As an occasional Dallas North Tollway driver myself, I have only sympathy for Prosper’s many back-and-forth trips between Dallas and Frisco. He’ll have more in his future, unfortunately. But I do think he gets a chance in the rotation at some point this season. What he does with that, and when it comes, is the question.
Dwight Powell: What will his new look be?
There are no questions about Powell, the basketball player, who will serve as an emergency big man this season, or Powell, the culture setter, who has never understood that the first-in-last-out cliche isn’t supposed to be taken literally. There is a question about which look he’ll add to his aesthetic this season, however. Last season, we saw the arrival of the goatee and the goggles. What’s next?
Klay Thompson: Who does he want to be?
The most important question is what Thompson thinks of the Dallas lakes.
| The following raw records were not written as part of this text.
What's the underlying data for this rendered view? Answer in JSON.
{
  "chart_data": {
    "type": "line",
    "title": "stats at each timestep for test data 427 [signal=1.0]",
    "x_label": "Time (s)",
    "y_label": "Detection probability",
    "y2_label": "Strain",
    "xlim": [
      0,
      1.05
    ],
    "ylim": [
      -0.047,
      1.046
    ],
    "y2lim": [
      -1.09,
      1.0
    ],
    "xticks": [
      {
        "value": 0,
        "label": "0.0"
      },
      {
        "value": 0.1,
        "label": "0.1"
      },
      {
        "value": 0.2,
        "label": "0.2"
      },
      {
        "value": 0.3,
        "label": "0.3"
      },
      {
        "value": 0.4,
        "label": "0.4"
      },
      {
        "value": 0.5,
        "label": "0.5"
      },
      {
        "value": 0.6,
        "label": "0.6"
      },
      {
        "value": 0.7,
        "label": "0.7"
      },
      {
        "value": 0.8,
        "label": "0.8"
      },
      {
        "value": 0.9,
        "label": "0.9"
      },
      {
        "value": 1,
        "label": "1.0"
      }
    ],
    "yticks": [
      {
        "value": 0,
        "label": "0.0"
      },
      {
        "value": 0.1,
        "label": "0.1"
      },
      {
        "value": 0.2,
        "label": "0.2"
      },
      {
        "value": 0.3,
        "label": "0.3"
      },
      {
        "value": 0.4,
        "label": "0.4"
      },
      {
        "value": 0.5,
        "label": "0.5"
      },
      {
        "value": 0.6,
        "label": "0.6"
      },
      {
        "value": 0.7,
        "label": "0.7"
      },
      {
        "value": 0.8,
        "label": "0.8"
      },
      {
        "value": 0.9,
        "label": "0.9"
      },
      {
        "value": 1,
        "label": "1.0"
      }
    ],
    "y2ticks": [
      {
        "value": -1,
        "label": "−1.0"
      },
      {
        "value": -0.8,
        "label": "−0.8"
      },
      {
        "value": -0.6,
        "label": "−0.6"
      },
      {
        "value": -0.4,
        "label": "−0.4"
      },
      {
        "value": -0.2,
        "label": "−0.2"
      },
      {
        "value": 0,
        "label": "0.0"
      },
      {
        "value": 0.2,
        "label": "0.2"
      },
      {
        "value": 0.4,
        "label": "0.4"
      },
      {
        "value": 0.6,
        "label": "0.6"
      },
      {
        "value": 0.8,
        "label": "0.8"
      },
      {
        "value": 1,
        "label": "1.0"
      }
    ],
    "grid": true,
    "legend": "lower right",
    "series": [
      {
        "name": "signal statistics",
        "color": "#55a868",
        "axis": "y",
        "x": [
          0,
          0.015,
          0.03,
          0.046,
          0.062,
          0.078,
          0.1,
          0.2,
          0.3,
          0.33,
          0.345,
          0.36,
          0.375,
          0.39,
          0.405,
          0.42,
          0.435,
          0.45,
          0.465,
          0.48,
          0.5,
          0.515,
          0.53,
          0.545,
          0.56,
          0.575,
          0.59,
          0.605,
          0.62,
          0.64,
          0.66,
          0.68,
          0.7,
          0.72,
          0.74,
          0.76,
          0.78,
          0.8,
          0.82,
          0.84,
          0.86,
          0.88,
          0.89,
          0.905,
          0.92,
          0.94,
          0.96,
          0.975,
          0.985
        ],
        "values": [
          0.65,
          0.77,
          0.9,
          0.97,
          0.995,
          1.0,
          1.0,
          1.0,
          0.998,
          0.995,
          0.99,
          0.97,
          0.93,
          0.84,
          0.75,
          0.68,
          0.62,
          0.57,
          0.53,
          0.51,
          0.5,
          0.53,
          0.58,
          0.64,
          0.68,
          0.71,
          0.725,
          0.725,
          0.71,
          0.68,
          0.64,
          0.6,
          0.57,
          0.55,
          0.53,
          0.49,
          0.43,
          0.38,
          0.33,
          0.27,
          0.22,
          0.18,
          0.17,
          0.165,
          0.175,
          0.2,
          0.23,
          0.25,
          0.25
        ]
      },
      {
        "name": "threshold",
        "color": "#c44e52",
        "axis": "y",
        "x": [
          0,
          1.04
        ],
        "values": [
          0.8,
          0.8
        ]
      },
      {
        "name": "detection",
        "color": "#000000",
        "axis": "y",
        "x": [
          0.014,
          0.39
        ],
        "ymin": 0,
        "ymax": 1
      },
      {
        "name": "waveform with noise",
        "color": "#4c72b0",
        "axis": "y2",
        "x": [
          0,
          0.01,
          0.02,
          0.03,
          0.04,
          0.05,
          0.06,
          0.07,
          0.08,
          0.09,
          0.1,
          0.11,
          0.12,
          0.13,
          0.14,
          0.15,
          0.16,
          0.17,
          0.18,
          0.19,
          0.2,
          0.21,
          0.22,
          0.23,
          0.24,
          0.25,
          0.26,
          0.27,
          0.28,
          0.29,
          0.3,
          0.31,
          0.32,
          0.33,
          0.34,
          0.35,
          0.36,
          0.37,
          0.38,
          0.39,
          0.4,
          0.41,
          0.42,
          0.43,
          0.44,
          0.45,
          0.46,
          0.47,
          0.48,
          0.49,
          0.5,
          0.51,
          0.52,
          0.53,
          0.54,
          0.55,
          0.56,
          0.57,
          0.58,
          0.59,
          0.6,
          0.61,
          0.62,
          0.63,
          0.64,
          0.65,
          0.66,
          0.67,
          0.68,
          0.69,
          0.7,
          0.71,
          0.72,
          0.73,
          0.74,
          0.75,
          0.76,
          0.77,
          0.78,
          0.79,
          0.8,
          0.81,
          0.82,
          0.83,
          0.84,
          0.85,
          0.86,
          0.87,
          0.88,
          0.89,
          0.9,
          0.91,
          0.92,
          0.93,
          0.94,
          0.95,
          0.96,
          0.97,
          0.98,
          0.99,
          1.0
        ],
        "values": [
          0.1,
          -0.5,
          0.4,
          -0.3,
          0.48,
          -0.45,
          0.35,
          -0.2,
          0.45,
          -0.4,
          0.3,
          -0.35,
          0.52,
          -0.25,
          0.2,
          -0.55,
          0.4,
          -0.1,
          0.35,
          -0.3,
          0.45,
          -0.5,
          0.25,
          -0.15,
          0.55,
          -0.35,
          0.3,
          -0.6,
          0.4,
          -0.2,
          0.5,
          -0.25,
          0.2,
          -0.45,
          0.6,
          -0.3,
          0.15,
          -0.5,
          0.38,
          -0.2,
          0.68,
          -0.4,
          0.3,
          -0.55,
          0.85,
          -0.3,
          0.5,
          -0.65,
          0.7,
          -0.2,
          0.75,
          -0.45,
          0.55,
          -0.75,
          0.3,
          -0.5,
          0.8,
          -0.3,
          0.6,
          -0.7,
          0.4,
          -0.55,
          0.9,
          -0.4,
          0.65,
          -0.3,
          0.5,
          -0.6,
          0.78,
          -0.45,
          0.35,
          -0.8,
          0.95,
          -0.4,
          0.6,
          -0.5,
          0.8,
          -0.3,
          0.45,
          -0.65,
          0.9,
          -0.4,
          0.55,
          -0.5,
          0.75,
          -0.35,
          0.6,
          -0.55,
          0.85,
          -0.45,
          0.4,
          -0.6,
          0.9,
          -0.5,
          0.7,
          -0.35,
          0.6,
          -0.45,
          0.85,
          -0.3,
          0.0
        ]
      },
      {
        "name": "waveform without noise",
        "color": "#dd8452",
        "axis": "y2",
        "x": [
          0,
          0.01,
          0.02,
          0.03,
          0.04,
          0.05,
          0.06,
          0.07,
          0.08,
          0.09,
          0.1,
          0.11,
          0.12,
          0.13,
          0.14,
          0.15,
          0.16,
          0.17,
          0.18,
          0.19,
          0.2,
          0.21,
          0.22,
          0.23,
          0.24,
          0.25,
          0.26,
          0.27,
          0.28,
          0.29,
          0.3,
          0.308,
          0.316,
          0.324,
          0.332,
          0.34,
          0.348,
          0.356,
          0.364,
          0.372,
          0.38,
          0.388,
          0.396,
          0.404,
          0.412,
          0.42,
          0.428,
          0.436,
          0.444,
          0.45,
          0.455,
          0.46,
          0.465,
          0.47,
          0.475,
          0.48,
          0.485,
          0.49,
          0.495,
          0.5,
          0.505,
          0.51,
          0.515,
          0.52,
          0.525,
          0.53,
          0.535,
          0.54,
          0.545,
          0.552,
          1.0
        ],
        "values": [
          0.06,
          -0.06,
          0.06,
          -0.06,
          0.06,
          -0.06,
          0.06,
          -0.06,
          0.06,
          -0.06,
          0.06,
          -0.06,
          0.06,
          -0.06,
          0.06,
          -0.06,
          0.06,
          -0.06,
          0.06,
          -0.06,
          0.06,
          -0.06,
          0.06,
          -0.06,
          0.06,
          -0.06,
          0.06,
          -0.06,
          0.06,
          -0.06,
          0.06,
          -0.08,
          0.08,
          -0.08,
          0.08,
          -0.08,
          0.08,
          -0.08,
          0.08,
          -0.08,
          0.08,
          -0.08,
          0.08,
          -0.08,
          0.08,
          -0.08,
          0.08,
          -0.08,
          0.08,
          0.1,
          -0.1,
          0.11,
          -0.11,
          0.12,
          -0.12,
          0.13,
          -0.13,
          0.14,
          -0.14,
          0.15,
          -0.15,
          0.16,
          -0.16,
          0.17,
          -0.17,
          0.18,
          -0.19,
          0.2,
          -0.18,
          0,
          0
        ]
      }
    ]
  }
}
For me, at least. I suspect we’ll have several conversations about them. But for the Mavericks, it’s probably one that’s even more existential: Is he here to reinvent himself, or does he still believe in the Klay that once was? This is what hindered his final years in Golden State even as he still largely played excellent basketball. It’s essentially why he’s even here playing for this team. Is he still trying to prove himself, or to himself, that he’s the player he once was? Or is this the right place for him to let that go and maximize his prime’s twilight?
It’s the question that ultimately determines how well this works.
P.J. Washington: Does it matter if he can’t shoot?
Look, if Washington becomes a 40 percent shooter again, good luck to the league. But what I’m more curious about is what happens if he doesn’t. The team’s offense sputtered and crashed in the five-game defeat in the Finals, but every role player failed to make shots. With the roster’s summer reinforcements, is the team better suited to absorb one player’s streakiness? And if not, even if Washington seems like a locked starter, what does it mean for his role? Does he close every game or still play as many minutes even given Dallas’ seemingly improved depth? Does the team rely on him as a guard stopper, a role that isn’t best suited for his defensive strengths?
Washington proved plenty last season. These questions shouldn’t invoke any real concern about him or his season ahead. But becoming a championship-winning basketball team is this team’s next and final step, one which might require tough questions. It’s a spot that this team is glad to be.